A Guide to Investing Money & Money Management

Much of money management focuses on investing money to reach a financial goal. You can get low-cost investment management help and still be your own money manager. Here’s your basic guide to investing and money management on a budget.

As a financial planner I worked with people who needed help with money management, acting as their personal guide to investing. The first step in the financial planning process was to establish financial goals and to get a handle on the client’s financial position in terms of income, assets, liabilities and risk tolerance. Then we’d set an appointment where I would come back and make recommendations… usually in regard to investing money to reach their financial goals. In the simplest terms, I got paid if and when people decided to invest money with me. I didn’t work for free; at least not most of the time.

Most people have the same primary long-term financial goal: a secure retirement. Whether you are young or older, this requires good money management and translates to investing money. If you don’t want to trust and pay a financial planner you can take charge of your own money management by defining your own goals and taking an inventory of what you have to work with. Then, you’ll likely need some help with the investment management end of things. This you can do the hard way like most folks do… or the easy way like I’m about to explain in this basic guide to investing.

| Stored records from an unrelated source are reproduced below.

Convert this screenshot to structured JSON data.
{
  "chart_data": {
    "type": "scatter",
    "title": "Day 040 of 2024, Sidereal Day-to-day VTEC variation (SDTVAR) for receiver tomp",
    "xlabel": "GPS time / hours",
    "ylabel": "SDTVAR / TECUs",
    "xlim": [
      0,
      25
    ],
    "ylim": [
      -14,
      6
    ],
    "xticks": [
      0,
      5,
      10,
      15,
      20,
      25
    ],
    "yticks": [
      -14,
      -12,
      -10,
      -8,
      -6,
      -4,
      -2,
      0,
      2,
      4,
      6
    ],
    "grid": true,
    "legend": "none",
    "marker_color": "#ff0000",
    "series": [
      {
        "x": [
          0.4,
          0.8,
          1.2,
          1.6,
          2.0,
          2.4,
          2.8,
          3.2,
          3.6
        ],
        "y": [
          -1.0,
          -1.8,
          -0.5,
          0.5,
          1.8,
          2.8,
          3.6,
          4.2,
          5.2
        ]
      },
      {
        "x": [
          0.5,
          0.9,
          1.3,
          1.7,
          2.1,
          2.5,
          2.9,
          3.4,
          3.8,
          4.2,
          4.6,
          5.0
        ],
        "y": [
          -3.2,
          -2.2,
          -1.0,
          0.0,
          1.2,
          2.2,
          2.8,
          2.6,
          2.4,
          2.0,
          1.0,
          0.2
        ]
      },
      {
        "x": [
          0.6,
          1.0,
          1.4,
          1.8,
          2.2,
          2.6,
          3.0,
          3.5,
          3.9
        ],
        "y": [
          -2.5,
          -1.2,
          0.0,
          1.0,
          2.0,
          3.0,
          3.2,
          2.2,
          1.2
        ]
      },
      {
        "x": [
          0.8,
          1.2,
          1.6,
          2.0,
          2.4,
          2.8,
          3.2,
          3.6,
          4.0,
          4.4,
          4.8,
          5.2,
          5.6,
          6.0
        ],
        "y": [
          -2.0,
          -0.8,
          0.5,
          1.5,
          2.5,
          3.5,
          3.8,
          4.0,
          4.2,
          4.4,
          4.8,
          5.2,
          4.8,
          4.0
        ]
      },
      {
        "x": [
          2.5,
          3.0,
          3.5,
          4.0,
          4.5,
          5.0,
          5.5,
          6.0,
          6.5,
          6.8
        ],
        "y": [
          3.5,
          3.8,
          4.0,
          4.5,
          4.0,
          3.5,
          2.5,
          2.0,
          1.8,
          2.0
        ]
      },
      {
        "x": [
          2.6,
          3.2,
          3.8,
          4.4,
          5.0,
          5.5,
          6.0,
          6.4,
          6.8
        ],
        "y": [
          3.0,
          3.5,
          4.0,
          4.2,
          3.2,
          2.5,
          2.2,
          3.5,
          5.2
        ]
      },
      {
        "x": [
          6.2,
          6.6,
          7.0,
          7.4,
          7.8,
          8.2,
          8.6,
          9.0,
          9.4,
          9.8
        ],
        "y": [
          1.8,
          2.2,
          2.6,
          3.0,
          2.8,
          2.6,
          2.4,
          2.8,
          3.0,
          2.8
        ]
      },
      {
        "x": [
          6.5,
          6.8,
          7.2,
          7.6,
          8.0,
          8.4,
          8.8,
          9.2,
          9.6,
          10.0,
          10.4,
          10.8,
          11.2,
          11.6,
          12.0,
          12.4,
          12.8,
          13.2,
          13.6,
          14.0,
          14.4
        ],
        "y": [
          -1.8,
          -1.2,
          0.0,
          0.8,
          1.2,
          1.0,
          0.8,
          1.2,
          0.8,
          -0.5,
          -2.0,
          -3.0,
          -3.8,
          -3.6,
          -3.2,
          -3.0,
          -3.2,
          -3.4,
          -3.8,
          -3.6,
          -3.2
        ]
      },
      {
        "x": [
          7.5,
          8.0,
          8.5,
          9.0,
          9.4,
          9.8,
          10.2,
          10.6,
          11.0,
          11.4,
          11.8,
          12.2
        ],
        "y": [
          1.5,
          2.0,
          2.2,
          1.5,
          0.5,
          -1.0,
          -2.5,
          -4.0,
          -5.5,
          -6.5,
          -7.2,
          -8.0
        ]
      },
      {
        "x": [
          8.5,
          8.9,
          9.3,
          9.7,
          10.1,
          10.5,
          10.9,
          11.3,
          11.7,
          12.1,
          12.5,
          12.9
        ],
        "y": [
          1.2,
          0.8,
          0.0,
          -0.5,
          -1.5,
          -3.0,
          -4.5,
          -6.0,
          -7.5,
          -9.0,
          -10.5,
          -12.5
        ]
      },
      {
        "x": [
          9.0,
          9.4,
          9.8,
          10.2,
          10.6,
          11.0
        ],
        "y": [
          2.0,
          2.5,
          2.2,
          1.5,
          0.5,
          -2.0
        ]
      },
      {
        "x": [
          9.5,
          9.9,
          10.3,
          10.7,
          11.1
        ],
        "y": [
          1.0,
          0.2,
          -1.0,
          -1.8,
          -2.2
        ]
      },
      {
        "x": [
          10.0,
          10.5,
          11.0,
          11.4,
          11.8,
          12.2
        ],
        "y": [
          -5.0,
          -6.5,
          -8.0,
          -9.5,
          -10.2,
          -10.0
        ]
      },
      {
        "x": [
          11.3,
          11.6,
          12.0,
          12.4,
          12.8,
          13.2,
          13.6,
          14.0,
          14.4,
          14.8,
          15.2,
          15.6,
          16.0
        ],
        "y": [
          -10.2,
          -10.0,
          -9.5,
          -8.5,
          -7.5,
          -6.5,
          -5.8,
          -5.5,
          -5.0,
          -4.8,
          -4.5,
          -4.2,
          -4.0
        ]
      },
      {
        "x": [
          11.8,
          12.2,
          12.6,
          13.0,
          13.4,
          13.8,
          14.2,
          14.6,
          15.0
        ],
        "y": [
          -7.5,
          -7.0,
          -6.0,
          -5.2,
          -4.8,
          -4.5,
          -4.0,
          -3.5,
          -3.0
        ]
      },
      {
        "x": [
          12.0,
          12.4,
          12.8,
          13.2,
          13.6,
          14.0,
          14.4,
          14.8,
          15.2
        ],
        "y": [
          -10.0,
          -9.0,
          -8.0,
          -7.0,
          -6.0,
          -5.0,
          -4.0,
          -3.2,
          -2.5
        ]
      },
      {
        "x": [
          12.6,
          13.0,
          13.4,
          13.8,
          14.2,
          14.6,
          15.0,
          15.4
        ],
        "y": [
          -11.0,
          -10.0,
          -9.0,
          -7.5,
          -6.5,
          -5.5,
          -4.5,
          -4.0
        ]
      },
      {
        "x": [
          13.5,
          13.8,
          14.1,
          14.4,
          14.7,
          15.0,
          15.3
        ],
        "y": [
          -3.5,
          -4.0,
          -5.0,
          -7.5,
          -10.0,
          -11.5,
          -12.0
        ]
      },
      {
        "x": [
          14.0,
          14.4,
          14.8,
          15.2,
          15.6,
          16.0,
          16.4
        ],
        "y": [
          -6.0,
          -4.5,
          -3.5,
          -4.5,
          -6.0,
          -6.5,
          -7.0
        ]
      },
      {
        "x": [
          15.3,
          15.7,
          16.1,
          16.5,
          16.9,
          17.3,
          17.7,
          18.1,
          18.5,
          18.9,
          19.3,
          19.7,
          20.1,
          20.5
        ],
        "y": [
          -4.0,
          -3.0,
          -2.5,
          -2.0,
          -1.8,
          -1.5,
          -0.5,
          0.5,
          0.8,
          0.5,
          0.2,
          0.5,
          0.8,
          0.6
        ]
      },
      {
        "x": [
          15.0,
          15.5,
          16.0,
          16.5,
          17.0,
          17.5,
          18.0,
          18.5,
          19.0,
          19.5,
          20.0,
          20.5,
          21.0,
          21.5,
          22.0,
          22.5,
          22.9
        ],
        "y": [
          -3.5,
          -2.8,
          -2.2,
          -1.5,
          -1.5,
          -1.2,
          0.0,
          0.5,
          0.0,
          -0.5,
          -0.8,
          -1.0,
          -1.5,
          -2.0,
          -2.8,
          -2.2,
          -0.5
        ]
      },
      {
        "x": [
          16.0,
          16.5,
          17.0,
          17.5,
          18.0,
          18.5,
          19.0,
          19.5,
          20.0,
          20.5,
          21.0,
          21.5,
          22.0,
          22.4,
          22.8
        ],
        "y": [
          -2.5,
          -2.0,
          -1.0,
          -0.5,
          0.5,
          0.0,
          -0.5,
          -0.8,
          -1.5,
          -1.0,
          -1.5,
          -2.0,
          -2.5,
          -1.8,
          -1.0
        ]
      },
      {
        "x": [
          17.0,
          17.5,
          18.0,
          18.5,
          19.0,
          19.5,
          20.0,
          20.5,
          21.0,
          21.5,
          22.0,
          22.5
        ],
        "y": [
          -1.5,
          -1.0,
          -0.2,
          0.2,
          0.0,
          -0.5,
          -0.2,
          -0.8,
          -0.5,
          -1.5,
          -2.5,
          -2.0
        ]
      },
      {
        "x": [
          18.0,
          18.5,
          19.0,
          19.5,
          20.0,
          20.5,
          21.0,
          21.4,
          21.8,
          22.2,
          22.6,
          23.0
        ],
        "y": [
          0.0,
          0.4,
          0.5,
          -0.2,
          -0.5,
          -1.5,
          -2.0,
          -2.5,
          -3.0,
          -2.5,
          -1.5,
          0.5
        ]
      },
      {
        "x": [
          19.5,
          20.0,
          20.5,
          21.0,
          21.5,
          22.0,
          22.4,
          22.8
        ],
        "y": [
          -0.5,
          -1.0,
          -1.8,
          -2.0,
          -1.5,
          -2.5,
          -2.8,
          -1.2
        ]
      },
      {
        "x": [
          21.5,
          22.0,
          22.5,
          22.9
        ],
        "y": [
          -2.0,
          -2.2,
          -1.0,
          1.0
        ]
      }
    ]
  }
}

Most people invest money in a number of places: scattered around in banks, with insurance agents, stock brokers, and other securities salesmen. They get confused and lose control over their investment management; and often pay high commissions and fees in the process. There’s a better way to do this and save money at the same time. Open an account(s) with one or two no-load mutual fund companies. As a general guide to investing: there are mutual funds to fit just about any investing need. Here’s how investing money in no-load funds (no sales charges or commissions) works.

When you invest money in these funds you do the money management by picking which funds to invest in. The mutual fund company does the investment management according to each fund’s financial objectives. You act as your own money manager by matching your goals or objectives to the appropriate type of fund and account. For example, let’s say want to invest money for retirement with a tax break. You can open an IRA account and invest in both stock funds and bond funds. Or, you are retired and want to consolidate money from a few different retirement plans. In this case you can do a rollover to a no-load mutual fund company IRA.

Within your mutual fund accounts you can invest for safety, or for higher interest income, or for the higher potential profits that stock funds offer. Investing money doesn’t get much easier, and investment management doesn’t get much cheaper. Your total cost of investing can be less than 1% a year, with no commissions or sales charges.